MATTHEWS – It’s time to get down to business now that the Matthews Board of Commissioners is up to speed on Matthews’ history and has found common ground for the future of the town.
The board returned from its annual planning conference in Ocean Isle on Sunday, March 2, after days of in-depth discussions on where the town has been, what still needs to be accomplished and what direction the town should go in the future, Matthews Mayor Jim Taylor said. Leaders may have been at the beach, but the conference was not a vacation, Taylor added, as town leaders worked to create a cohesive board, with leaders new and old working together for the common good.
“We spent an awful lot of time getting (new members) up to speed to where we are and how we got here – much more than any other planning conference that I’ve ever been involved in,” Taylor, who was first elected mayor in 2009 and prior to that served five terms on the board, said.
Four new members were elected to the board in late 2013, including Mayor Pro Tem Joe Pata and commissioners John Higdon, Chris Melton and John Ross, joining Taylor and incumbent commissioners Jeff Miller and Kress Query. It’s the first time in more than 20 years the board has seen such a large turnover, Taylor said. That’s what made this planning conference so different from years passed. While Taylor said no new ideas necessarily flourished out of this year’s conference, leaders did come to some consensus on existing plans for the town, such as the push to move forward with the South Trade Street project.
Last year’s board of commissioners approved a modified version of a plan to widen South Trade Street in June 2013. Since, town staff has been working with the North Carolina Department of Transportation, who owns the road, to iron out details and make modifications. The town also is still working to acquire right-of-ways along the congested stretch just north of Matthews United Methodist Church to just past the Matthews Athletic and Recreation Association.
But the already-approved project only fixes some of the problem. Commissioners plan to put more pressure on NCDOT this year to help fund widening the road along the culvert at Four Mile Creek. Matthews already is dishing out more than $5 million for Phase I of the project and hopes state officials will put out the more than $2 million needed to finish the project off.
“I think everyone on the board is eager to move forward with that project and do everything we can do to make that project happen,” Taylor said.
Commissioners also named expansion of the town’s greenway and parks and recreation department as a top priority at the meeting, Taylor said, in addition to working to increase connectivity of the entire town.

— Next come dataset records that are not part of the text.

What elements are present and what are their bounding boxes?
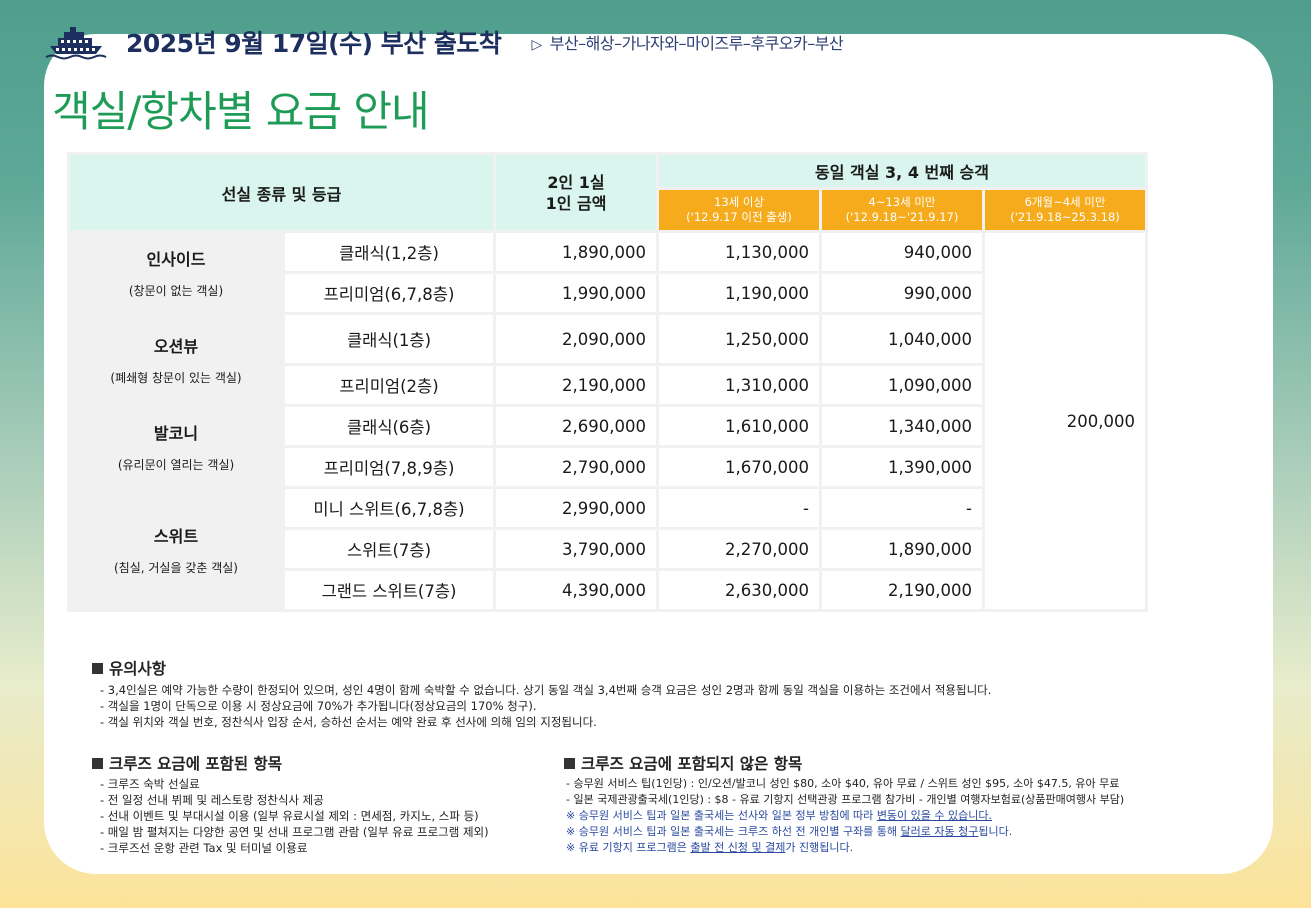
table-row: 스위트(7층) 3,790,000 2,270,000 1,890,000	[70, 530, 1145, 568]
price-4to13: 1,090,000	[822, 366, 983, 404]
route-marker-icon: ▷	[531, 37, 542, 53]
list-item: - 객실을 1명이 단독으로 이용 시 정상요금에 70%가 추가됩니다(정상요…	[100, 699, 537, 713]
cabin-subtype: 미니 스위트(6,7,8층)	[285, 489, 494, 527]
header-extra-guest: 동일 객실 3, 4 번째 승객	[659, 155, 1146, 187]
cabin-subtype: 프리미엄(2층)	[285, 366, 494, 404]
base-price: 1,890,000	[496, 233, 657, 271]
page-title: 객실/항차별 요금 안내	[52, 87, 430, 136]
route-info: ▷ 부산–해상–가나자와–마이즈루–후쿠오카–부산	[531, 30, 843, 54]
excluded-note: ※ 유료 기항지 프로그램은 출발 전 신청 및 결제가 진행됩니다.	[566, 841, 854, 854]
table-row: 프리미엄(7,8,9층) 2,790,000 1,670,000 1,390,0…	[70, 448, 1145, 486]
included-list: - 크루즈 숙박 선실료 - 전 일정 선내 뷔페 및 레스토랑 정찬식사 제공…	[100, 776, 489, 856]
base-price: 1,990,000	[496, 274, 657, 312]
infant-price: 200,000	[985, 233, 1146, 609]
excluded-note: ※ 승무원 서비스 팁과 일본 출국세는 크루즈 하선 전 개인별 구좌를 통해…	[566, 825, 1013, 838]
list-item: - 매일 밤 펼쳐지는 다양한 공연 및 선내 프로그램 관람 (일부 유료 프…	[100, 825, 489, 839]
base-price: 2,990,000	[496, 489, 657, 527]
square-bullet-icon	[92, 663, 103, 674]
base-price: 4,390,000	[496, 571, 657, 609]
price-13plus: 1,190,000	[659, 274, 820, 312]
list-item: - 전 일정 선내 뷔페 및 레스토랑 정찬식사 제공	[100, 793, 324, 807]
cabin-grade: 스위트 (침실, 거실을 갖춘 객실)	[70, 489, 282, 609]
list-item: - 크루즈 숙박 선실료	[100, 777, 200, 791]
table-row: 오션뷰 (폐쇄형 창문이 있는 객실) 클래식(1층) 2,090,000 1,2…	[70, 315, 1145, 404]
list-item: - 승무원 서비스 팁(1인당) : 인/오션/발코니 성인 $80, 소아 $…	[566, 777, 1120, 790]
price-4to13: 940,000	[822, 233, 983, 271]
square-bullet-icon	[92, 758, 103, 769]
table-row: 스위트 (침실, 거실을 갖춘 객실) 미니 스위트(6,7,8층) 2,990,…	[70, 489, 1145, 609]
age-group-header: 6개월~4세 미만 ('21.9.18~25.3.18)	[985, 190, 1146, 230]
price-13plus: 2,270,000	[659, 530, 820, 568]
age-group-header: 4~13세 미만 ('12.9.18~'21.9.17)	[822, 190, 983, 230]
price-13plus: 1,610,000	[659, 407, 820, 445]
list-item: - 선내 이벤트 및 부대시설 이용 (일부 유료시설 제외 : 면세점, 카지…	[100, 809, 479, 823]
price-4to13: 1,890,000	[822, 530, 983, 568]
fare-table: 선실 종류 및 등급 2인 1실 1인 금액 동일 객실 3, 4 번째 승객 …	[67, 152, 1149, 612]
cabin-subtype: 클래식(6층)	[285, 407, 494, 445]
price-4to13: 2,190,000	[822, 571, 983, 609]
cabin-subtype: 클래식(1,2층)	[285, 233, 494, 271]
cabin-grade: 발코니 (유리문이 열리는 객실)	[70, 407, 282, 486]
cabin-subtype: 프리미엄(6,7,8층)	[285, 274, 494, 312]
list-item: - 일본 국제관광출국세(1인당) : $8 - 유료 기항지 선택관광 프로그…	[566, 793, 1125, 806]
cruise-ship-icon	[45, 27, 107, 60]
voyage-date-title: 2025년 9월 17일(수) 부산 출도착	[126, 29, 502, 58]
cabin-subtype: 프리미엄(7,8,9층)	[285, 448, 494, 486]
price-4to13: 1,040,000	[822, 315, 983, 363]
notice-list: - 3,4인실은 예약 가능한 수량이 한정되어 있으며, 성인 4명이 함께 …	[100, 682, 991, 730]
table-row: 프리미엄(2층) 2,190,000 1,310,000 1,090,000	[70, 366, 1145, 404]
price-13plus: 1,310,000	[659, 366, 820, 404]
header: 2025년 9월 17일(수) 부산 출도착 ▷ 부산–해상–가나자와–마이즈루–…	[44, 22, 844, 62]
price-4to13: 1,340,000	[822, 407, 983, 445]
base-price: 3,790,000	[496, 530, 657, 568]
list-item: - 크루즈선 운항 관련 Tax 및 터미널 이용료	[100, 841, 308, 855]
list-item: - 객실 위치와 객실 번호, 정찬식사 입장 순서, 승하선 순서는 예약 완…	[100, 715, 597, 729]
base-price: 2,790,000	[496, 448, 657, 486]
route-text: 부산–해상–가나자와–마이즈루–후쿠오카–부산	[549, 34, 844, 53]
square-bullet-icon	[564, 758, 575, 769]
excluded-title: 크루즈 요금에 포함되지 않은 항목	[564, 752, 802, 774]
age-group-header: 13세 이상 ('12.9.17 이전 출생)	[659, 190, 820, 230]
price-13plus: 2,630,000	[659, 571, 820, 609]
header-cabin-type: 선실 종류 및 등급	[70, 155, 494, 230]
price-4to13: 990,000	[822, 274, 983, 312]
cabin-grade: 인사이드 (창문이 없는 객실)	[70, 233, 282, 312]
included-title: 크루즈 요금에 포함된 항목	[92, 752, 282, 774]
price-4to13: -	[822, 489, 983, 527]
table-row: 발코니 (유리문이 열리는 객실) 클래식(6층) 2,690,000 1,610…	[70, 407, 1145, 486]
base-price: 2,690,000	[496, 407, 657, 445]
cabin-subtype: 스위트(7층)	[285, 530, 494, 568]
table-row: 인사이드 (창문이 없는 객실) 클래식(1,2층) 1,890,000 1,13…	[70, 233, 1146, 609]
price-13plus: 1,250,000	[659, 315, 820, 363]
base-price: 2,190,000	[496, 366, 657, 404]
list-item: - 3,4인실은 예약 가능한 수량이 한정되어 있으며, 성인 4명이 함께 …	[100, 683, 992, 697]
price-4to13: 1,390,000	[822, 448, 983, 486]
excluded-list: - 승무원 서비스 팁(1인당) : 인/오션/발코니 성인 $80, 소아 $…	[566, 776, 1124, 856]
cabin-subtype: 그랜드 스위트(7층)	[285, 571, 494, 609]
notice-title: 유의사항	[92, 657, 166, 679]
cabin-grade: 오션뷰 (폐쇄형 창문이 있는 객실)	[70, 315, 282, 404]
table-row: 프리미엄(6,7,8층) 1,990,000 1,190,000 990,000	[70, 274, 1145, 312]
price-13plus: -	[659, 489, 820, 527]
base-price: 2,090,000	[496, 315, 657, 363]
price-13plus: 1,670,000	[659, 448, 820, 486]
header-base-price: 2인 1실 1인 금액	[496, 155, 657, 230]
table-row: 그랜드 스위트(7층) 4,390,000 2,630,000 2,190,00…	[70, 571, 1145, 609]
excluded-note: ※ 승무원 서비스 팁과 일본 출국세는 선사와 일본 정부 방침에 따라 변동…	[566, 809, 992, 822]
cabin-subtype: 클래식(1층)	[285, 315, 494, 363]
price-13plus: 1,130,000	[659, 233, 820, 271]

But any project the town takes on always comes with a cost, Taylor reminded – that’s why the idea to keep the tax rate low is always on leaders’ minds when it comes to planning, he said. Commissioners voted last year to raise the tax rate, which now stands at $0.3175 per $100 valuation, according to the town manager Hazen Blodgett. Blodgett said town staff will review tax-related information on the town website to ensure correct information is listed after some discrepancy was found.
The tax rate was last lowered three years ago by about 3 cents, Blodgett said. Mecklenburg County Commissioners voted to increase the county tax rate last year but are considering lowering the rate this summer.
Matthews leaders new and old are looking to keep a low tax rate, Taylor and Commissioner Melton both said.
“What we try to look at is what is the total burden to the citizens. We look at sales tax revenue and property taxes coming in. If a reduction is warranted, we would look at that,” Taylor said. “I don’t see that happening. The reason is that we’ve cut services for a number of years.”
But cutbacks can eventually catch up to you, Taylor added. With rising health care costs and prices for utilities and gas on the rise, those added costs become harder and harder to absorb in the already tight budget.
“I think what Matthews has done over the years is try to find those cuts. We put things off that we can put off. At some point, we’re going to have to make-up all those cuts.”
Budget season won’t officially start for a few more weeks, but in the meantime, commissioners have discussed the town’s fund balance, Melton said, and have identified goals they’d like to see accomplished this year. Next, they’ll discuss how to accomplish those goals as they continue to iron out details of their strategic framework.
“When I was campaigning, everyone always asked ‘Are you going to raise taxes?’ You don’t know (at that time) because you’re not privy to that information,” Melton said. “I want to keep taxes low – let’s do what we need to do within the budget.”